Il lance un regard chargé d’amertume en direction de la plus importante base militaire d’Afghanistan qui se détache sur les montagnes ocres de Bagram. « Ils détruisent tout pour que nous les Afghans nous ne puissions rien utiliser de ce qu’ils laissent ici. Regardez ce qu’ils ont fait en Irak et en Syrie. Quand ils sont partis, ils ont laissé le pays dans une situation terrible. Ils veulent faire la même chose ici. Ils veulent que l’on se retrouve dans le chaos. »

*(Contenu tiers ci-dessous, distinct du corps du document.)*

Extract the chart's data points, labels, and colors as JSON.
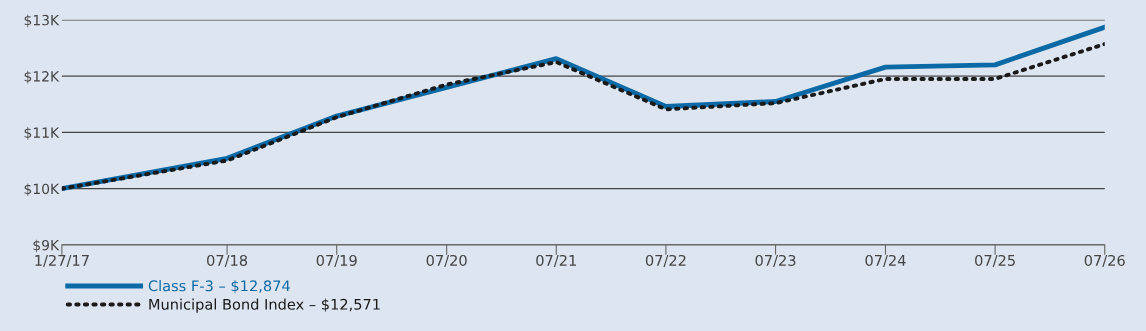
{
  "chart_data": {
    "type": "line",
    "x": [
      "2017-01-27",
      "2018-07-31",
      "2019-07-31",
      "2020-07-31",
      "2021-07-31",
      "2022-07-31",
      "2023-07-31",
      "2024-07-31",
      "2025-07-31",
      "2026-07-31"
    ],
    "series": [
      {
        "name": "Class F-3 – $12,874",
        "color": "#0b6aa6",
        "line_style": "solid",
        "values": [
          10000,
          10540,
          11290,
          11800,
          12310,
          11460,
          11550,
          12160,
          12200,
          12870
        ]
      },
      {
        "name": "Municipal Bond Index – $12,571",
        "color": "#1a1a1a",
        "line_style": "dotted",
        "values": [
          10000,
          10500,
          11270,
          11850,
          12250,
          11410,
          11520,
          11950,
          11950,
          12570
        ]
      }
    ],
    "ylim": [
      9000,
      13000
    ],
    "yticks": [
      {
        "value": 9000,
        "label": "$9K"
      },
      {
        "value": 10000,
        "label": "$10K"
      },
      {
        "value": 11000,
        "label": "$11K"
      },
      {
        "value": 12000,
        "label": "$12K"
      },
      {
        "value": 13000,
        "label": "$13K"
      }
    ],
    "xlim": [
      "2017-01-27",
      "2026-07-31"
    ],
    "xticks": [
      {
        "value": "2017-01-27",
        "label": "1/27/17"
      },
      {
        "value": "2018-07-31",
        "label": "07/18"
      },
      {
        "value": "2019-07-31",
        "label": "07/19"
      },
      {
        "value": "2020-07-31",
        "label": "07/20"
      },
      {
        "value": "2021-07-31",
        "label": "07/21"
      },
      {
        "value": "2022-07-31",
        "label": "07/22"
      },
      {
        "value": "2023-07-31",
        "label": "07/23"
      },
      {
        "value": "2024-07-31",
        "label": "07/24"
      },
      {
        "value": "2025-07-31",
        "label": "07/25"
      },
      {
        "value": "2026-07-31",
        "label": "07/26"
      }
    ],
    "grid": "y",
    "legend": "bottom left"
  }
}
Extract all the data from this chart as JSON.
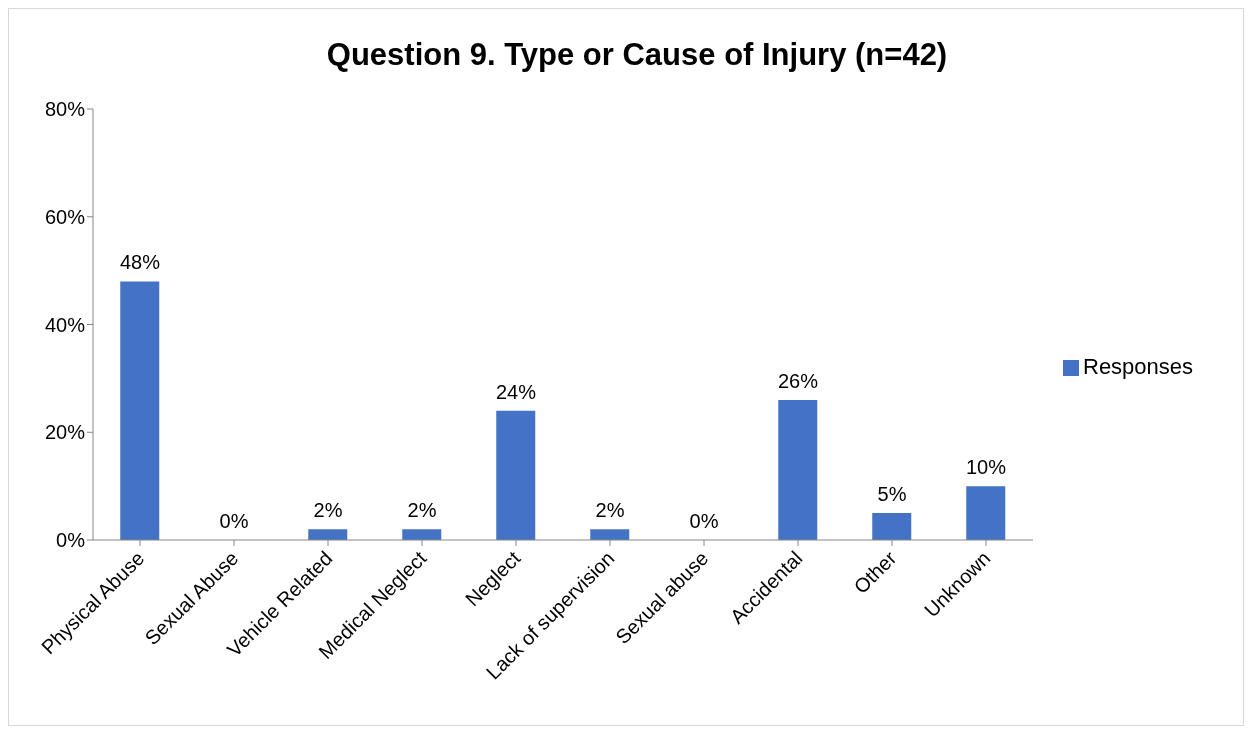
{
  "chart_data": {
    "type": "bar",
    "title": "Question 9. Type or Cause of Injury (n=42)",
    "categories": [
      "Physical Abuse",
      "Sexual Abuse",
      "Vehicle Related",
      "Medical Neglect",
      "Neglect",
      "Lack of supervision",
      "Sexual abuse",
      "Accidental",
      "Other",
      "Unknown"
    ],
    "series": [
      {
        "name": "Responses",
        "color": "#4472c4",
        "values": [
          48,
          0,
          2,
          2,
          24,
          2,
          0,
          26,
          5,
          10
        ],
        "value_labels": [
          "48%",
          "0%",
          "2%",
          "2%",
          "24%",
          "2%",
          "0%",
          "26%",
          "5%",
          "10%"
        ]
      }
    ],
    "ylim": [
      0,
      80
    ],
    "yticks": [
      {
        "value": 0,
        "label": "0%"
      },
      {
        "value": 20,
        "label": "20%"
      },
      {
        "value": 40,
        "label": "40%"
      },
      {
        "value": 60,
        "label": "60%"
      },
      {
        "value": 80,
        "label": "80%"
      }
    ],
    "grid": false,
    "legend": "right"
  }
}
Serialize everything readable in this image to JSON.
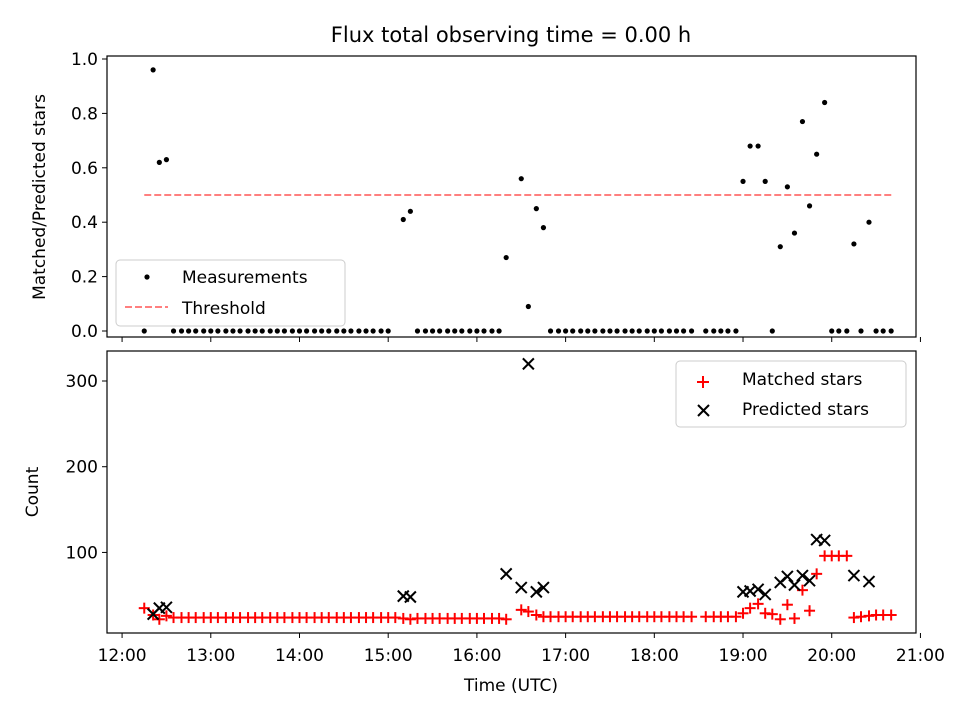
{
  "title": "Flux total observing time = 0.00 h",
  "x_axis_label": "Time (UTC)",
  "chart_data": [
    {
      "type": "scatter",
      "ylabel": "Matched/Predicted stars",
      "ylim": [
        0,
        1.0
      ],
      "yticks": [
        0.0,
        0.2,
        0.4,
        0.6,
        0.8,
        1.0
      ],
      "ytick_labels": [
        "0.0",
        "0.2",
        "0.4",
        "0.6",
        "0.8",
        "1.0"
      ],
      "legend": {
        "placement": "lower-left",
        "entries": [
          "Measurements",
          "Threshold"
        ]
      },
      "threshold": {
        "name": "Threshold",
        "y": 0.5,
        "x_start": 12.25,
        "x_end": 20.7,
        "color": "#ff7f7f",
        "style": "dashed"
      },
      "series": [
        {
          "name": "Measurements",
          "marker": "dot",
          "color": "#000000",
          "points": [
            [
              12.25,
              0.0
            ],
            [
              12.35,
              0.96
            ],
            [
              12.42,
              0.62
            ],
            [
              12.5,
              0.63
            ],
            [
              12.58,
              0.0
            ],
            [
              12.67,
              0.0
            ],
            [
              12.75,
              0.0
            ],
            [
              12.83,
              0.0
            ],
            [
              12.92,
              0.0
            ],
            [
              13.0,
              0.0
            ],
            [
              13.08,
              0.0
            ],
            [
              13.17,
              0.0
            ],
            [
              13.25,
              0.0
            ],
            [
              13.33,
              0.0
            ],
            [
              13.42,
              0.0
            ],
            [
              13.5,
              0.0
            ],
            [
              13.58,
              0.0
            ],
            [
              13.67,
              0.0
            ],
            [
              13.75,
              0.0
            ],
            [
              13.83,
              0.0
            ],
            [
              13.92,
              0.0
            ],
            [
              14.0,
              0.0
            ],
            [
              14.08,
              0.0
            ],
            [
              14.17,
              0.0
            ],
            [
              14.25,
              0.0
            ],
            [
              14.33,
              0.0
            ],
            [
              14.42,
              0.0
            ],
            [
              14.5,
              0.0
            ],
            [
              14.58,
              0.0
            ],
            [
              14.67,
              0.0
            ],
            [
              14.75,
              0.0
            ],
            [
              14.83,
              0.0
            ],
            [
              14.92,
              0.0
            ],
            [
              15.0,
              0.0
            ],
            [
              15.17,
              0.41
            ],
            [
              15.25,
              0.44
            ],
            [
              15.33,
              0.0
            ],
            [
              15.42,
              0.0
            ],
            [
              15.5,
              0.0
            ],
            [
              15.58,
              0.0
            ],
            [
              15.67,
              0.0
            ],
            [
              15.75,
              0.0
            ],
            [
              15.83,
              0.0
            ],
            [
              15.92,
              0.0
            ],
            [
              16.0,
              0.0
            ],
            [
              16.08,
              0.0
            ],
            [
              16.17,
              0.0
            ],
            [
              16.25,
              0.0
            ],
            [
              16.33,
              0.27
            ],
            [
              16.5,
              0.56
            ],
            [
              16.58,
              0.09
            ],
            [
              16.67,
              0.45
            ],
            [
              16.75,
              0.38
            ],
            [
              16.83,
              0.0
            ],
            [
              16.92,
              0.0
            ],
            [
              17.0,
              0.0
            ],
            [
              17.08,
              0.0
            ],
            [
              17.17,
              0.0
            ],
            [
              17.25,
              0.0
            ],
            [
              17.33,
              0.0
            ],
            [
              17.42,
              0.0
            ],
            [
              17.5,
              0.0
            ],
            [
              17.58,
              0.0
            ],
            [
              17.67,
              0.0
            ],
            [
              17.75,
              0.0
            ],
            [
              17.83,
              0.0
            ],
            [
              17.92,
              0.0
            ],
            [
              18.0,
              0.0
            ],
            [
              18.08,
              0.0
            ],
            [
              18.17,
              0.0
            ],
            [
              18.25,
              0.0
            ],
            [
              18.33,
              0.0
            ],
            [
              18.42,
              0.0
            ],
            [
              18.58,
              0.0
            ],
            [
              18.67,
              0.0
            ],
            [
              18.75,
              0.0
            ],
            [
              18.83,
              0.0
            ],
            [
              18.92,
              0.0
            ],
            [
              19.0,
              0.55
            ],
            [
              19.08,
              0.68
            ],
            [
              19.17,
              0.68
            ],
            [
              19.25,
              0.55
            ],
            [
              19.33,
              0.0
            ],
            [
              19.42,
              0.31
            ],
            [
              19.5,
              0.53
            ],
            [
              19.58,
              0.36
            ],
            [
              19.67,
              0.77
            ],
            [
              19.75,
              0.46
            ],
            [
              19.83,
              0.65
            ],
            [
              19.92,
              0.84
            ],
            [
              20.0,
              0.0
            ],
            [
              20.08,
              0.0
            ],
            [
              20.17,
              0.0
            ],
            [
              20.25,
              0.32
            ],
            [
              20.33,
              0.0
            ],
            [
              20.42,
              0.4
            ],
            [
              20.5,
              0.0
            ],
            [
              20.58,
              0.0
            ],
            [
              20.67,
              0.0
            ]
          ]
        }
      ]
    },
    {
      "type": "scatter",
      "ylabel": "Count",
      "xlabel": "Time (UTC)",
      "xlim": [
        11.83,
        20.95
      ],
      "ylim": [
        6,
        335
      ],
      "xticks": [
        12,
        13,
        14,
        15,
        16,
        17,
        18,
        19,
        20,
        21
      ],
      "xtick_labels": [
        "12:00",
        "13:00",
        "14:00",
        "15:00",
        "16:00",
        "17:00",
        "18:00",
        "19:00",
        "20:00",
        "21:00"
      ],
      "yticks": [
        100,
        200,
        300
      ],
      "ytick_labels": [
        "100",
        "200",
        "300"
      ],
      "legend": {
        "placement": "upper-right",
        "entries": [
          "Matched stars",
          "Predicted stars"
        ]
      },
      "series": [
        {
          "name": "Matched stars",
          "marker": "plus",
          "color": "#ff0000",
          "points": [
            [
              12.25,
              35
            ],
            [
              12.35,
              27
            ],
            [
              12.42,
              22
            ],
            [
              12.5,
              26
            ],
            [
              12.58,
              24
            ],
            [
              12.67,
              24
            ],
            [
              12.75,
              24
            ],
            [
              12.83,
              24
            ],
            [
              12.92,
              24
            ],
            [
              13.0,
              24
            ],
            [
              13.08,
              24
            ],
            [
              13.17,
              24
            ],
            [
              13.25,
              24
            ],
            [
              13.33,
              24
            ],
            [
              13.42,
              24
            ],
            [
              13.5,
              24
            ],
            [
              13.58,
              24
            ],
            [
              13.67,
              24
            ],
            [
              13.75,
              24
            ],
            [
              13.83,
              24
            ],
            [
              13.92,
              24
            ],
            [
              14.0,
              24
            ],
            [
              14.08,
              24
            ],
            [
              14.17,
              24
            ],
            [
              14.25,
              24
            ],
            [
              14.33,
              24
            ],
            [
              14.42,
              24
            ],
            [
              14.5,
              24
            ],
            [
              14.58,
              24
            ],
            [
              14.67,
              24
            ],
            [
              14.75,
              24
            ],
            [
              14.83,
              24
            ],
            [
              14.92,
              24
            ],
            [
              15.0,
              24
            ],
            [
              15.08,
              24
            ],
            [
              15.17,
              23
            ],
            [
              15.25,
              22
            ],
            [
              15.33,
              23
            ],
            [
              15.42,
              23
            ],
            [
              15.5,
              23
            ],
            [
              15.58,
              23
            ],
            [
              15.67,
              23
            ],
            [
              15.75,
              23
            ],
            [
              15.83,
              23
            ],
            [
              15.92,
              23
            ],
            [
              16.0,
              23
            ],
            [
              16.08,
              23
            ],
            [
              16.17,
              23
            ],
            [
              16.25,
              23
            ],
            [
              16.33,
              22
            ],
            [
              16.5,
              33
            ],
            [
              16.58,
              31
            ],
            [
              16.67,
              27
            ],
            [
              16.75,
              25
            ],
            [
              16.83,
              25
            ],
            [
              16.92,
              25
            ],
            [
              17.0,
              25
            ],
            [
              17.08,
              25
            ],
            [
              17.17,
              25
            ],
            [
              17.25,
              25
            ],
            [
              17.33,
              25
            ],
            [
              17.42,
              25
            ],
            [
              17.5,
              25
            ],
            [
              17.58,
              25
            ],
            [
              17.67,
              25
            ],
            [
              17.75,
              25
            ],
            [
              17.83,
              25
            ],
            [
              17.92,
              25
            ],
            [
              18.0,
              25
            ],
            [
              18.08,
              25
            ],
            [
              18.17,
              25
            ],
            [
              18.25,
              25
            ],
            [
              18.33,
              25
            ],
            [
              18.42,
              25
            ],
            [
              18.58,
              25
            ],
            [
              18.67,
              25
            ],
            [
              18.75,
              25
            ],
            [
              18.83,
              25
            ],
            [
              18.92,
              25
            ],
            [
              19.0,
              29
            ],
            [
              19.08,
              35
            ],
            [
              19.17,
              40
            ],
            [
              19.25,
              29
            ],
            [
              19.33,
              28
            ],
            [
              19.42,
              22
            ],
            [
              19.5,
              39
            ],
            [
              19.58,
              23
            ],
            [
              19.67,
              56
            ],
            [
              19.75,
              32
            ],
            [
              19.83,
              75
            ],
            [
              19.92,
              96
            ],
            [
              20.0,
              96
            ],
            [
              20.08,
              96
            ],
            [
              20.17,
              96
            ],
            [
              20.25,
              24
            ],
            [
              20.33,
              25
            ],
            [
              20.42,
              26
            ],
            [
              20.5,
              27
            ],
            [
              20.58,
              27
            ],
            [
              20.67,
              27
            ]
          ]
        },
        {
          "name": "Predicted stars",
          "marker": "x",
          "color": "#000000",
          "points": [
            [
              12.35,
              28
            ],
            [
              12.42,
              35
            ],
            [
              12.5,
              36
            ],
            [
              15.17,
              49
            ],
            [
              15.25,
              48
            ],
            [
              16.33,
              75
            ],
            [
              16.5,
              59
            ],
            [
              16.58,
              320
            ],
            [
              16.67,
              54
            ],
            [
              16.75,
              59
            ],
            [
              19.0,
              54
            ],
            [
              19.08,
              55
            ],
            [
              19.17,
              57
            ],
            [
              19.25,
              51
            ],
            [
              19.42,
              65
            ],
            [
              19.5,
              72
            ],
            [
              19.58,
              62
            ],
            [
              19.67,
              73
            ],
            [
              19.75,
              67
            ],
            [
              19.83,
              115
            ],
            [
              19.92,
              114
            ],
            [
              20.25,
              73
            ],
            [
              20.42,
              66
            ]
          ]
        }
      ]
    }
  ]
}
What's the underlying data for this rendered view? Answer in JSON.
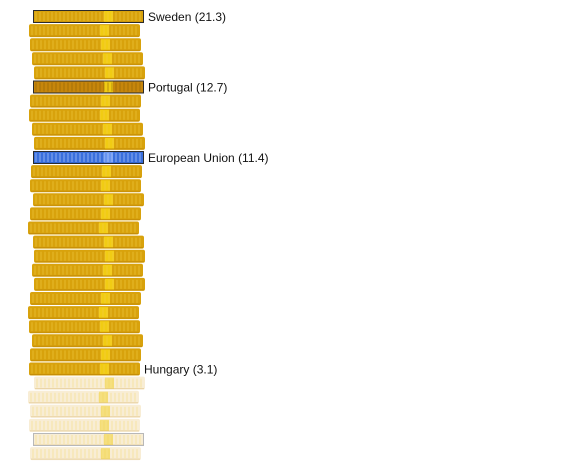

Dans son petit entrepôt, Azim montre des boulons en tout genre récupérés également à l’extérieur de la base militaire. Il a aussi des lits de camp militaires couleur kaki, des frigos qui ne fonctionnent pas, des cordes et de nombreux câbles. « Vous voyez ça c’est pour attacher les sacs de blé par exemple sur les camions, c’est pour le transport de marchandises. On s’en fiche qu’ils partent parce que nous croyons en Dieu. Il nous protégera. Nous avons déjà vécu ça. Avant les Américains il y avait les russes. La situation était très mauvaise. Mais nous avons survécu », dit-il.

Dans la ruelle voisine, les hommes se pressent à la mosquée du village dont les murs et le dôme sont criblés d’impacts. Il y a un an, un kamikaze s’est fait exploser à bord d’un véhicule bourré d’explosifs à l’entrée de la base militaire. Un vieil homme s’approche. Il veut rester anonyme. « En 20 ans ils n’ont pas réussi à apporter la sécurité dans le pays. Nous nous en chargerons mieux qu’eux. Nous ferons face aux talibans, à Daesh, à quiconque. C’est notre terre, nous la connaissons mieux que personne », indique-t-il.

Dans le pays, les combats font rage. Loin de relâcher la pression, les talibans accentuent leurs attaques sur les forces de sécurité afghanes.